Background

Grouping genes into "sets" has become an intuitive and commonplace practice in bioinformatics and genomics research. Many bioinformatics applications can analyze sequential, structural, functional, and expressional ties between genes in a given set. For instance, the oPOSSUM system can identify over-represented transcription-factor binding sites in a group of co-expressed genes [1]. Similarly, GOToolBox can identify Gene Ontology terms which are over-represented in the annotations of a set of genes [2]. In short, a new generation of analysis methods requires – as inputs – sets of genes.

Despite an abundance of these multi-gene investigative tools, to our knowledge, no published tools exist which help researchers compile, store, and share sets of genes. Consequently, researchers often revert to the time-tested method of copying and pasting gene identifiers and annotations into a spreadsheet or a text file. While this technique may be convenient for building small sets of genes, it becomes burdensome for large or shared collections.

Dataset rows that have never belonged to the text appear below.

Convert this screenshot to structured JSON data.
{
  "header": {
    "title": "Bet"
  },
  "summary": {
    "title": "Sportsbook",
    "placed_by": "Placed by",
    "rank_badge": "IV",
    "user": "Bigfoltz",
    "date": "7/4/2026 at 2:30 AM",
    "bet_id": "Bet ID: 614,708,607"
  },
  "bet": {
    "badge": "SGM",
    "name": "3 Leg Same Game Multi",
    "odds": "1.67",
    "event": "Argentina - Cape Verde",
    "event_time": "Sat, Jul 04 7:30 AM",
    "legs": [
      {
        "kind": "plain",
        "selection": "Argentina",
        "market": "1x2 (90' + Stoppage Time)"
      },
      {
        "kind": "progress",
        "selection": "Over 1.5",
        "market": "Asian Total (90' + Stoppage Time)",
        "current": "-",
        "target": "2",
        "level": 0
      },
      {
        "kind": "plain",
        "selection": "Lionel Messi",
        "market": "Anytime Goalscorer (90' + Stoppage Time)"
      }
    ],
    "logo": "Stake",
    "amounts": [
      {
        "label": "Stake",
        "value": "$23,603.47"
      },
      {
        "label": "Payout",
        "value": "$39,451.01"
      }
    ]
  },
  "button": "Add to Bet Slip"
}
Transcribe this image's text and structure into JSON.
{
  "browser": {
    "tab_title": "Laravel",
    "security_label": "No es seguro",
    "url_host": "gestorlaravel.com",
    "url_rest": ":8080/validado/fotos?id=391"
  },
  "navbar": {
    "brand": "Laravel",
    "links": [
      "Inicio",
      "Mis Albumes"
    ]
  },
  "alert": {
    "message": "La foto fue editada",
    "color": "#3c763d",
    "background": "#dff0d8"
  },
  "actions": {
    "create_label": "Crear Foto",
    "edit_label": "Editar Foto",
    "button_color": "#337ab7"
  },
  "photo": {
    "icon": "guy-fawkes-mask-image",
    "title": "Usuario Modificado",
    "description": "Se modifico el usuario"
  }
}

In this paper, we present the Gene Set Builder, a web-based system designed to help researchers quickly build, sort, and annotate sets of genes in a user-friendly environment. This application features a "point and click" interface that lets users search and import genes in batches; synchronize missing and outdated gene annotations with currently available information; compile and export gene sets as FASTA sequences, cDNA transcripts, tables, or as lists of identifiers; share data with other users; and create sets of homologs to facilitate comparative studies across species.

Construction and content

Code

Gene Set Builder is written in the Perl programming language. The Perl backend uses several third-party modules including CGI, DBI, DBD-mysql, and the GeneLynx API [3]. Components of BioPerl [4] are used to access genomic and cDNA sequences. Similar to other web-based applications, the Perl scripts are executed through a CGI to generate a HTML-based user interface.

Database

User-created information is maintained in a password-protected MySQL database. An outline of the database structure is shown in Additional file 1.

User interface

Driven by HTML, JavaScript, and Macromedia Flash, Gene Set Builder's interface is designed to be intuitive, flexible, and graphically-rich. It features a navigation system with three main categories: "Genes", "Sets", and "Shared" (Figure 1). When users click on a category, a list of relevant functions is displayed. For instance, clicking on the "Genes" category will display the "Add genes to set", "Import a list of genes", "Search", and "Synchronize" functions. An HTML-based navigation system ("classic interface") is available to accommodate web browsers without the Flash plug-in.

Figure 1
figure 1

A screen capture of Gene Set Builder. This "special edition" user interface utilizes a Flash-based navigation system, complete with animation and tool tips.

API

A Perl Application Programming Interface has been developed to help advanced users retrieve data directly from the Gene Set Builder database. This API can obtain gene and set annotations including names, symbols, descriptions, comments, confidence ratings, and identifiers.

Utility

Here we discuss the use of Gene Set Builder: building and sharing gene sets, data annotation, exporting, and using the API.

Tutorial

We have created a number of resources to help new users learn how to use Gene Set Builder. On the homepage, one can access multimedia walkthroughs of the system's essential features, and download a Quick Reference guide.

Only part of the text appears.